Veja a carta  de despedida que o autor deixou:


DECLARAÇÃO

Antes de deixar a vida por vontade própria e livre, com minha mente lúcida, imponho-me última obrigação; dar um carinhoso agradecimento a este maravilhoso país que é o Brasil, que me propiciou, a mim e a meu trabalho, tão gentil e hospitaleira guarida. A cada dia aprendi a amar este país mais e mais e em parte alguma poderia eu reconstruir minha vida, agora que o mundo de minha língua está perdido e o meu lar espiritual, a Europa, autodestruído. Depois de 60 anos são necessárias forças incomuns para começar tudo de novo. Aquelas que possuo foram exauridas nestes longos anos de desamparadas peregrinações. Assim, em boa hora e conduta ereta, achei melhor concluir uma vida na qual o labor intelectual foi a mais pura alegria e a liberdade pessoal o mais precioso bem sobre a Terra. Saúdo todos os meus amigos. Que lhes seja dado ver a aurora desta longa noite.

Eu, demasiadamente impaciente, vou-me antes.

Stefan Zweig


O poema abaixo, o autor escreveu no seu aniversário de 60 anos, poucos meses antes do suicídio, uma declaração do que pretendia:


Pressentimento

As horas dançam com langor
Sobre os cabelos cinza-prata;
Só quando a taça é esvaziada,
O fundo de ouro mostra a cor.

Sentir tão perto o mais profundo
Dos sonos não transtorna… acalma.
Só quem já sossegou a alma
Contempla satisfeito o mundo.

Do que alcançou não mais duvida;
Não mais lamenta o que perdeu.
Sabe que envelhecer é seu
Caminho para a despedida.

Na derradeira luz do dia
É que a paisagem se libera;
E o homem ama a vida à vera
Quando, no escuro, a renuncia.

Trad. André Vallias


Vamos ao livro, “24 horas na vida de uma mulher”.

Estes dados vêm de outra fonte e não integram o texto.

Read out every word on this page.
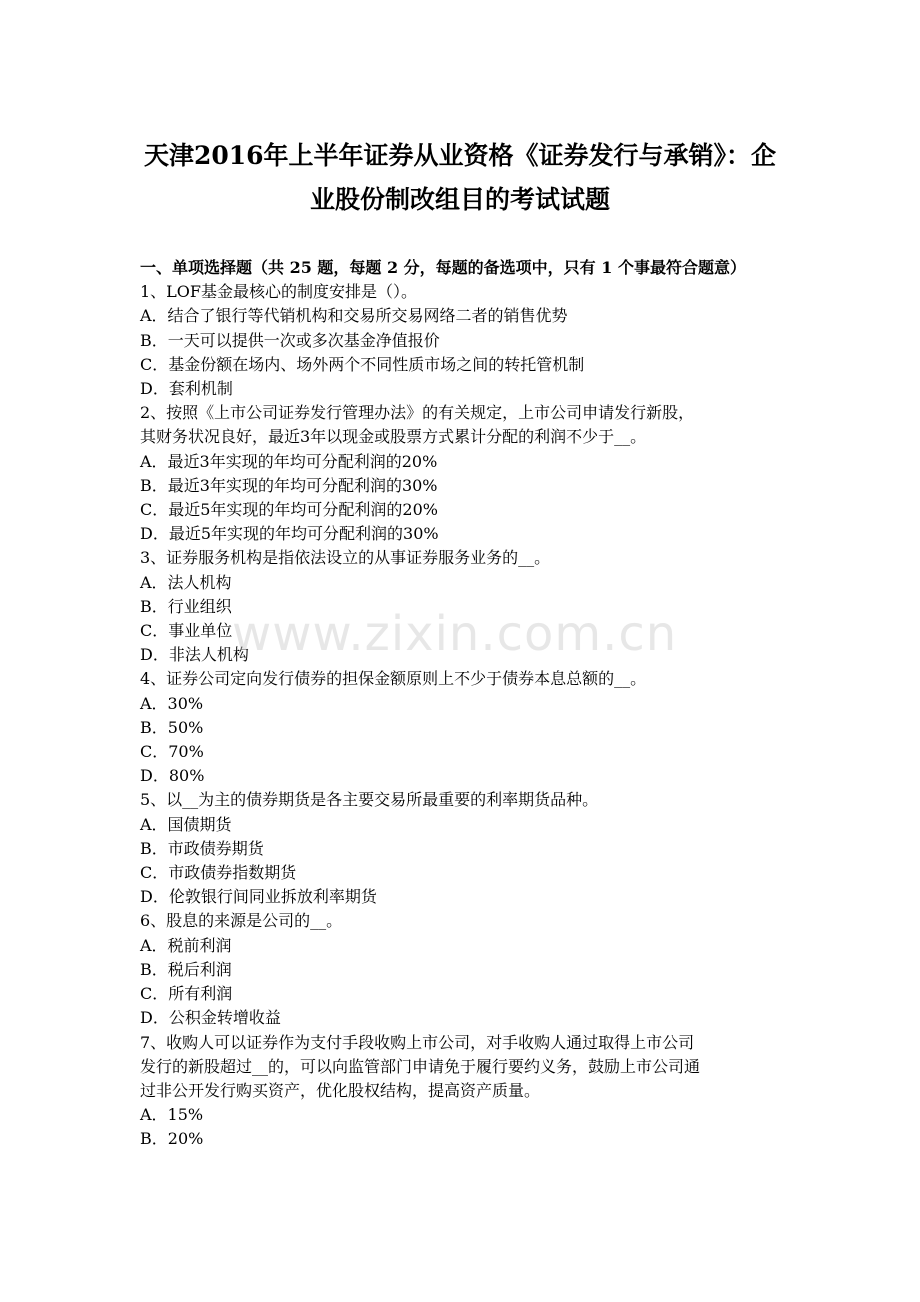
天津2016年上半年证券从业资格《证券发行与承销》：企
业股份制改组目的考试试题

一、单项选择题（共 25 题，每题 2 分，每题的备选项中，只有 1 个事最符合题意）

1、LOF基金最核心的制度安排是（）。

A．结合了银行等代销机构和交易所交易网络二者的销售优势

B．一天可以提供一次或多次基金净值报价

C．基金份额在场内、场外两个不同性质市场之间的转托管机制

D．套利机制

2、按照《上市公司证券发行管理办法》的有关规定，上市公司申请发行新股，

其财务状况良好，最近3年以现金或股票方式累计分配的利润不少于__。

A．最近3年实现的年均可分配利润的20%

B．最近3年实现的年均可分配利润的30%

C．最近5年实现的年均可分配利润的20%

D．最近5年实现的年均可分配利润的30%

3、证券服务机构是指依法设立的从事证券服务业务的__。

A．法人机构

B．行业组织

C．事业单位

D．非法人机构

4、证券公司定向发行债券的担保金额原则上不少于债券本息总额的__。

A．30%

B．50%

C．70%

D．80%

5、以__为主的债券期货是各主要交易所最重要的利率期货品种。

A．国债期货

B．市政债券期货

C．市政债券指数期货

D．伦敦银行间同业拆放利率期货

6、股息的来源是公司的__。

A．税前利润

B．税后利润

C．所有利润

D．公积金转增收益

7、收购人可以证券作为支付手段收购上市公司，对手收购人通过取得上市公司

发行的新股超过__的，可以向监管部门申请免于履行要约义务，鼓励上市公司通

过非公开发行购买资产，优化股权结构，提高资产质量。

A．15%

B．20%

www.zixin.com.cn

A história acontece dez anos antes da II Guerra Mundial, em uma pensão em Monte Carlo com vistas ao mar, um anexo do Palace Hotel, onde moram sete personagens burgueses: um casal alemão, um dinamarquês, uma inglesa, um casal italiano e o narrador, parece ser o alter ego do autor, não há detalhes sobre ele. Reunidos em uma mesa, estão exaltados e tentam entender um episódio que acaba de ocorrer. Vamos aos fatos.

A chegada de um jovem francês belíssimo, que inspira confiança e simpatia, revolucionou o lugar em apenas alguns dias. Ele alugou um quarto de frente ao mar, se enturmou rapidamente e também foi embora apressadamente em um trem. Desaparece a senhora Henriette, uma mulher casada de 33 anos e mãe de duas filhas. O marido encontra uma carta: a mulher o tinha abandonado.

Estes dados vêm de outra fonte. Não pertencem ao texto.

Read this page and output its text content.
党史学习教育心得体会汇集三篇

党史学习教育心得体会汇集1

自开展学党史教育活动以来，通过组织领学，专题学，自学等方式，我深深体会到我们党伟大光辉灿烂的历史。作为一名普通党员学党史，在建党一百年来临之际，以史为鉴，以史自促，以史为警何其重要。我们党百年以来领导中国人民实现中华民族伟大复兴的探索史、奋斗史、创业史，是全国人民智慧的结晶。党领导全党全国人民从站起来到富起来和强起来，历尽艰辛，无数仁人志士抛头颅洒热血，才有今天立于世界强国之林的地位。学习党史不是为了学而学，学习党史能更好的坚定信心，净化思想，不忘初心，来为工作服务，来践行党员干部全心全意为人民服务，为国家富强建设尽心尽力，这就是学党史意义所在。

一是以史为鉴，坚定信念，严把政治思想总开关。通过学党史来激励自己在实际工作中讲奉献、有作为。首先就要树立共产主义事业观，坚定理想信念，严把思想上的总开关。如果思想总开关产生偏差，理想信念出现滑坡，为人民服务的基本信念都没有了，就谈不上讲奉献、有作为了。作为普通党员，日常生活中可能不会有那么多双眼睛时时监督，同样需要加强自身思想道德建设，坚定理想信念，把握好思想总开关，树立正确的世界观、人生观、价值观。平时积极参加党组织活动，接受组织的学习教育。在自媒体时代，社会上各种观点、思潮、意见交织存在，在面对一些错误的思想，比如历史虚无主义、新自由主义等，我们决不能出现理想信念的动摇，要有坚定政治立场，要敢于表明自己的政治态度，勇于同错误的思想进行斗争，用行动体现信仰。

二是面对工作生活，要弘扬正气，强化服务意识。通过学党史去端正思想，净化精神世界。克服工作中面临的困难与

A turma da pensão começa a especular se a senhora Henriette fugiu para ir atrás do vigarista, ela tinha conversado com ele durante apenas duas horas;  já o conhecia anteriormente? O narrador acha que a mulher fugiu de um casamento entediante. Os dois homens casados ofendem- se e contra- atacam “dizendo que só podia falar assim quem avaliava a psique feminina segundo conquistas casuais e baratas feitas por solteirões” ( p. 21). A discussão ganhou tom de ofensa.

Todos especulam sobre as razões que uma mulher como a srª Henriette abandone tudo sem se despedir. Vítima de um vigarista ou “espírito de prostituta”? Falta de liberdade, tédio? Apaixonou- se? Leviana, um espírito fraco? O narrador defende a mulher, acredita que a opinião pública é a pior e mais cruel das “justiças”, a mais severa. O julgamento moral é mortal muitas vezes.

E essa discussão toda e eles nem sabem realmente se a mulher casada foi atrás do moço bonito. São só suposições. E o espírito de união do grupo foi quebrado. Ficaram frios e distantes uns com os outros.

O narrador tem mais simpatia pela senhora inglesa, Mrs. C,  de 67 anos e viúva aos 40. Ela tem algo que contar- lhe, uma confidência, trocam bilhetes e marcam um encontro no apartamento da mulher. A história que ela quer contar é a sua, “apenas 24 horas dentro de 67 anos”. Ela repetiu a vida toda: “que importa ter uma vez agido com insensatez?” (p.37)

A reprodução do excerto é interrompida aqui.